As has previously been mentioned, this was a tobacco growing area and the tobacco factory in the British sector was matched by an even bigger facility in the area occupied by U.S. Forces. We were surprised to find the major part of the Fiocche tobacco factory still standing. The tobacco industry is long gone but two sides of the six storey structure at Fiocche are still there - derelict, overgrown and marked by the impact of artillery fire. The central yard originally used to dry tobacco crops would have been a perfect hard-standing for heavy military vehicles.

The close-quarter fight for the tobacco factory on the 11 September saw the facility change hands several times as GI's from the U.S. 1/157th Regiment battled with men of the 79th Panzer Grenadier Regiment (16th Panzer Division).

A few miles to the south within the U.S. 36th Division's area of operations, the three stunning 600-450 BC Greek temples at Paestrum hosted a number of allied Red Cross medical facilities. Both sides respected the integrity of this world class historical sight and the temples remained undamaged throughout the battle - as can be seen in my 'then and now' photographs.
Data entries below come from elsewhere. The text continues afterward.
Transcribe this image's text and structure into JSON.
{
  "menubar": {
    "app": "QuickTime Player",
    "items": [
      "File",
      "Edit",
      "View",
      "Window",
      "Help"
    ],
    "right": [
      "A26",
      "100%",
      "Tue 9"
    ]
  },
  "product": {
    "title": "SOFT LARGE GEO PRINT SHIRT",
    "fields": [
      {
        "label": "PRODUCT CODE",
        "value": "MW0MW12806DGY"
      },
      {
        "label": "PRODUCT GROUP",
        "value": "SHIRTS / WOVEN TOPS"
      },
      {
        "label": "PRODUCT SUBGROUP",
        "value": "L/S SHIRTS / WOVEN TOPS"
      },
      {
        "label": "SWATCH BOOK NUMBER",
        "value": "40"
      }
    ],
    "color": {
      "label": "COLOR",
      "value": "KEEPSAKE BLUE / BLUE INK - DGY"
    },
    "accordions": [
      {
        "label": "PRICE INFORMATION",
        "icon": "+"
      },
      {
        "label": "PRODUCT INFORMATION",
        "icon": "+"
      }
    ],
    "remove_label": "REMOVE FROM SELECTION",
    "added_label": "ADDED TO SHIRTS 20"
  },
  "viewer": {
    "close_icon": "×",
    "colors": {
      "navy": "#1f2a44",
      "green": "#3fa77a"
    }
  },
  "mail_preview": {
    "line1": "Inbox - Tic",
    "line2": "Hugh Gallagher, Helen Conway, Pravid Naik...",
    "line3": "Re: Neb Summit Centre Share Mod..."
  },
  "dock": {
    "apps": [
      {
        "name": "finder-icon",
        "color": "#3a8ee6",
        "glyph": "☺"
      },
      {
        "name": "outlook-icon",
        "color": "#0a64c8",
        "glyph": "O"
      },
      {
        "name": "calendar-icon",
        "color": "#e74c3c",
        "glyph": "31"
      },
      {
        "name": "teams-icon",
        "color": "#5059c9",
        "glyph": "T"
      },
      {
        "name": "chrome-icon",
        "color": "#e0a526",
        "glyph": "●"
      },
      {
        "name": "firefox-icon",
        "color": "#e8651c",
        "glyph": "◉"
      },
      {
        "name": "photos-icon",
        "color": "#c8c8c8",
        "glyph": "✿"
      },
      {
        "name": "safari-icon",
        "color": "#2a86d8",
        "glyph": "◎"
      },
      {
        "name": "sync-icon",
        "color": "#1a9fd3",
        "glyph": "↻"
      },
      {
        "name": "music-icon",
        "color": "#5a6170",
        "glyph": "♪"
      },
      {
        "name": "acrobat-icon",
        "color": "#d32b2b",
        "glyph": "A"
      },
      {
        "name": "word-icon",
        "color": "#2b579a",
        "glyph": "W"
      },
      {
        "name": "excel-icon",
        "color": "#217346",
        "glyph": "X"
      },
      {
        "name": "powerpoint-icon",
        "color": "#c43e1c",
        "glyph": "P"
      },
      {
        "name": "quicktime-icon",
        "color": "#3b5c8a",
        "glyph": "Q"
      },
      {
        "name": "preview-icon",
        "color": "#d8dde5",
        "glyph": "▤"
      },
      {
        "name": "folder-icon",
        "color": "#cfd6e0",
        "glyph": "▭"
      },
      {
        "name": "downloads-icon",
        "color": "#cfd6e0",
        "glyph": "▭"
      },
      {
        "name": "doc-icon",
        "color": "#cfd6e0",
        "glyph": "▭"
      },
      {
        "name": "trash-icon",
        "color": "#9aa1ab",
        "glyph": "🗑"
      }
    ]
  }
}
The Basilica at Paestum - September 1943

The Basilica at Paestum - May 2019
Following the route that the 56th Division took after the bridgehead had been consolidated we passed though the hilltop town of Baronissi. This is where the 65th Regiment of the Royal Artillery arrived on the 1st October 1943. Their role was to provide covering artillery fire for the Allied advance to the west.
Baronissi

At the top of the village there is a striking view of the surrounding countryside and it is immediately evident why the town was selected as an appropriate fire base.

The advance north had one redeeming factor though - that is the reception that the Italian population gave to the Allied troops. My Great Uncle Jimmy wrote:

"Everywhere we were well received by the Italians. The Germans, apparently, had treated them deplorably and we witnessed the results of many atrocities. I remember seeing an entire family of Italian peasants who had been shot dead and left lying on the approach to their farm. Warm welcomes awaited us everywhere amid cries of "Liberatori". We had chickens, eggs and vino thrust upon us and the girls wanted to kiss us at the very least."

Our little group headed next to Naples - a story which I will cover in a future blog. We would not be indulging in the pleasures Great Uncle Jimmy spoke about in his memoir - namely 'luscious senorignas and whores'!